In India per delocalizzare la produzione
Niente vietava alla Coop di destinare risorse anche cospicue alla Chiesa missionaria per il libero uso di carità che questa intraprende quotidianamente. E se mai la Coop avesse voluto fare una attività di emancipazione dei lavoratori dell’India doveva trattarli con salari adeguati rompendo lo schema perverso e diabolico che vede lo sfruttamento selvaggio di interi popoli mantenuti nelle condizioni di miseria approfittando di stati dittatoriali come la Cina o di stati feudal-democratici come l’India, e non con il misero euro giornaliero!

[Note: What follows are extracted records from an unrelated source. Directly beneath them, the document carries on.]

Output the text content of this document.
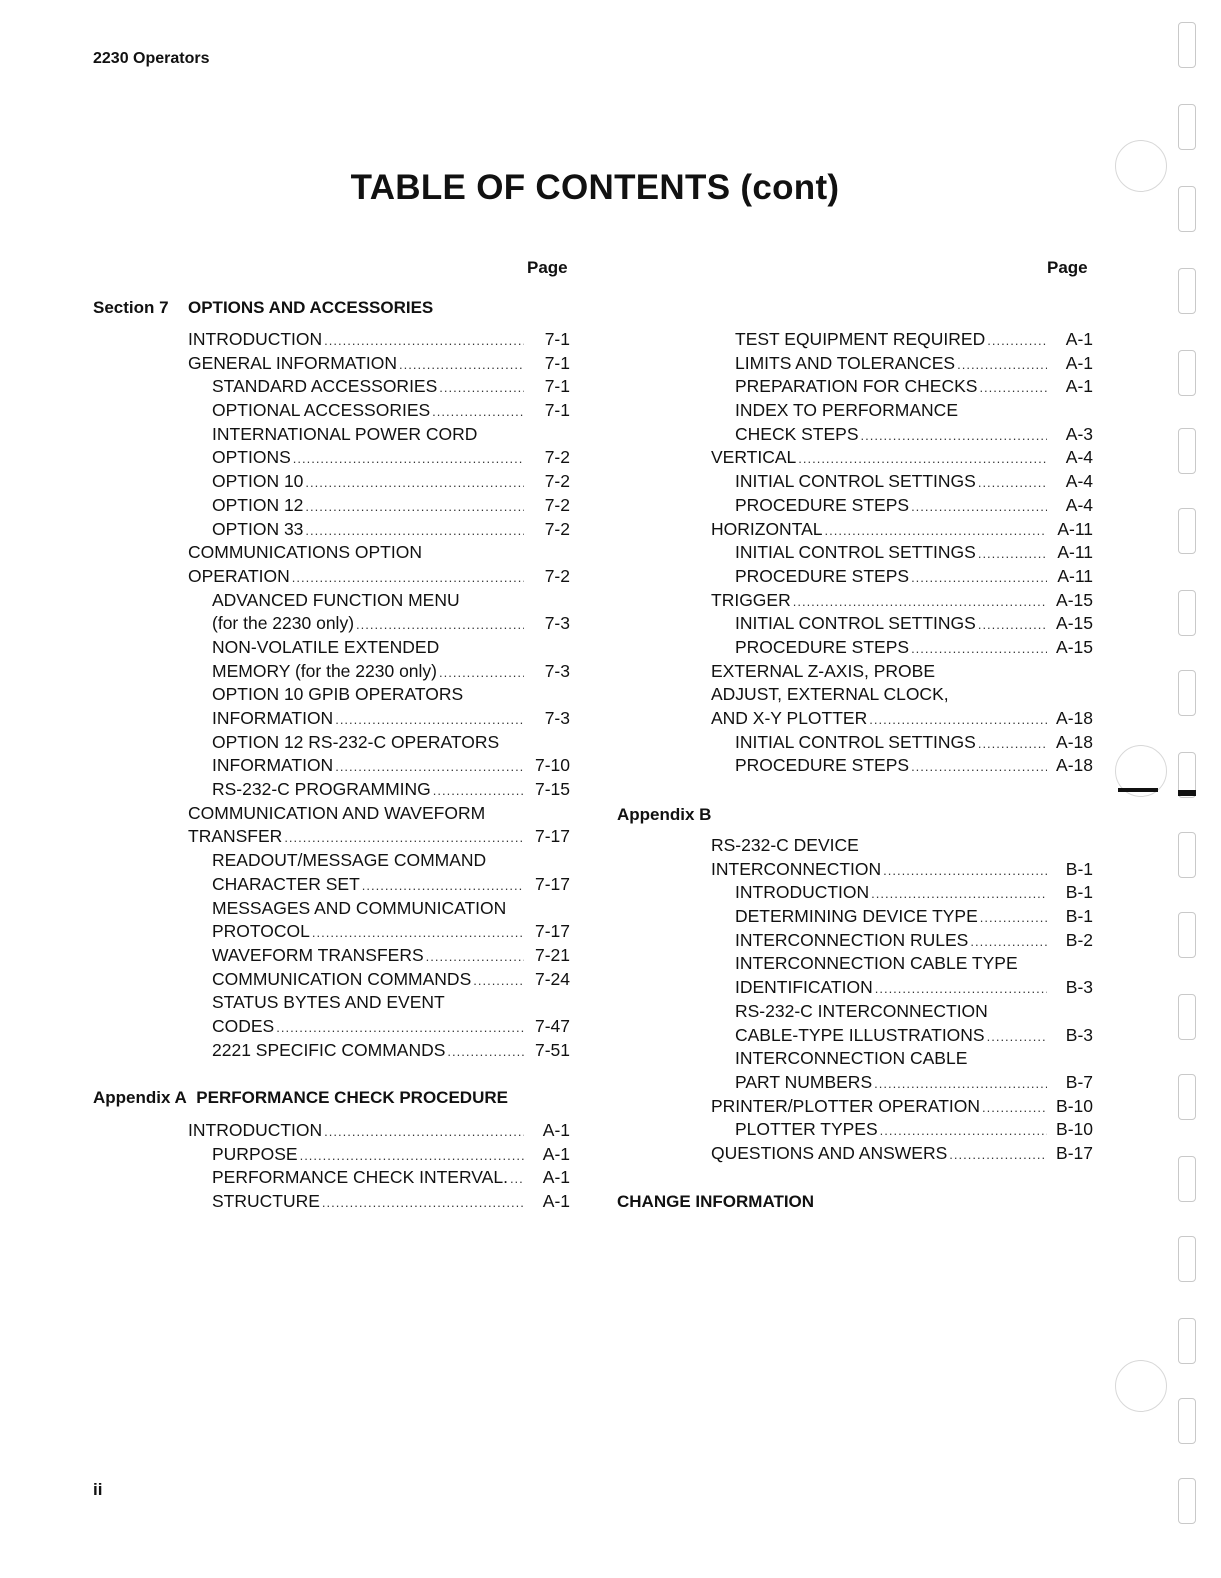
2230 Operators
TABLE OF CONTENTS (cont)
Page	Page
Section 7 OPTIONS AND ACCESSORIES
INTRODUCTION .....	7-1
GENERAL INFORMATION .....	7-1
STANDARD ACCESSORIES .....	7-1
OPTIONAL ACCESSORIES .....	7-1
INTERNATIONAL POWER CORD
OPTIONS .....	7-2
OPTION 10 .....	7-2
OPTION 12 .....	7-2
OPTION 33 .....	7-2
COMMUNICATIONS OPTION
OPERATION .....	7-2
ADVANCED FUNCTION MENU
(for the 2230 only) .....	7-3
NON-VOLATILE EXTENDED
MEMORY (for the 2230 only) .....	7-3
OPTION 10 GPIB OPERATORS
INFORMATION .....	7-3
OPTION 12 RS-232-C OPERATORS
INFORMATION .....	7-10
RS-232-C PROGRAMMING .....	7-15
COMMUNICATION AND WAVEFORM
TRANSFER .....	7-17
READOUT/MESSAGE COMMAND
CHARACTER SET .....	7-17
MESSAGES AND COMMUNICATION
PROTOCOL .....	7-17
WAVEFORM TRANSFERS .....	7-21
COMMUNICATION COMMANDS .....	7-24
STATUS BYTES AND EVENT
CODES .....	7-47
2221 SPECIFIC COMMANDS .....	7-51
Appendix A PERFORMANCE CHECK PROCEDURE
INTRODUCTION .....	A-1
PURPOSE .....	A-1
PERFORMANCE CHECK INTERVAL. .....	A-1
STRUCTURE .....	A-1
TEST EQUIPMENT REQUIRED .....	A-1
LIMITS AND TOLERANCES .....	A-1
PREPARATION FOR CHECKS .....	A-1
INDEX TO PERFORMANCE
CHECK STEPS .....	A-3
VERTICAL .....	A-4
INITIAL CONTROL SETTINGS .....	A-4
PROCEDURE STEPS .....	A-4
HORIZONTAL .....	A-11
INITIAL CONTROL SETTINGS .....	A-11
PROCEDURE STEPS .....	A-11
TRIGGER .....	A-15
INITIAL CONTROL SETTINGS .....	A-15
PROCEDURE STEPS .....	A-15
EXTERNAL Z-AXIS, PROBE
ADJUST, EXTERNAL CLOCK,
AND X-Y PLOTTER .....	A-18
INITIAL CONTROL SETTINGS .....	A-18
PROCEDURE STEPS .....	A-18
Appendix B
RS-232-C DEVICE
INTERCONNECTION .....	B-1
INTRODUCTION .....	B-1
DETERMINING DEVICE TYPE .....	B-1
INTERCONNECTION RULES .....	B-2
INTERCONNECTION CABLE TYPE
IDENTIFICATION .....	B-3
RS-232-C INTERCONNECTION
CABLE-TYPE ILLUSTRATIONS .....	B-3
INTERCONNECTION CABLE
PART NUMBERS .....	B-7
PRINTER/PLOTTER OPERATION .....	B-10
PLOTTER TYPES .....	B-10
QUESTIONS AND ANSWERS .....	B-17
CHANGE INFORMATION
ii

Uno stipendio da dipendente Coop avrebbe consentito di fare subito la dote a settanta ragazze anziché sfruttarle per anni!
Sull’opportunità della presenza del presidente della giunta regionale Claudio Martini, all’inaugurazione della fabbrica di camicie a Madaplathuruth, in India, si può ovviamente discutere e anche dissentire. Di per sé mi sembra però una cosa positiva, che sottolinea l’impegno sinergico di varie realtà toscane. Del tutto fuori luogo sono invece le accuse all’Unicoop Firenze. Non si tratta qui di un processo di delocalizzazione della produzione (cioè l’andare a produrre là dove la manodopera costa meno), ma di un’attività di cooperazione e aiuto allo sviluppo, sul tipo di quelle del «consumo equo e solidale». Il problema, infatti, non era solo quello di trovare i fondi per costruire la fabbrica, ma di garantire la vendita del prodotto ad un prezzo equo. E questo è stato possibile perché l’Unicoop ha accettato di distribuire quelle camicie nei suoi centri commerciali. Tra l’altro, così come ha fatto negli anni passati per i presepi degli artigiani di Betlemme, si assume anche il rischio di non recuperare nemmeno quanto anticipato subito ai produttori. Che interesse ha nel fare questo? Certamente ne ha un ritorno di immagine, ma dobbiamo dare atto a questa grossa realtà cooperativa di mostrare una crescente attenzione per gesti di solidarietà, anche in collaborazione con il mondo missionario.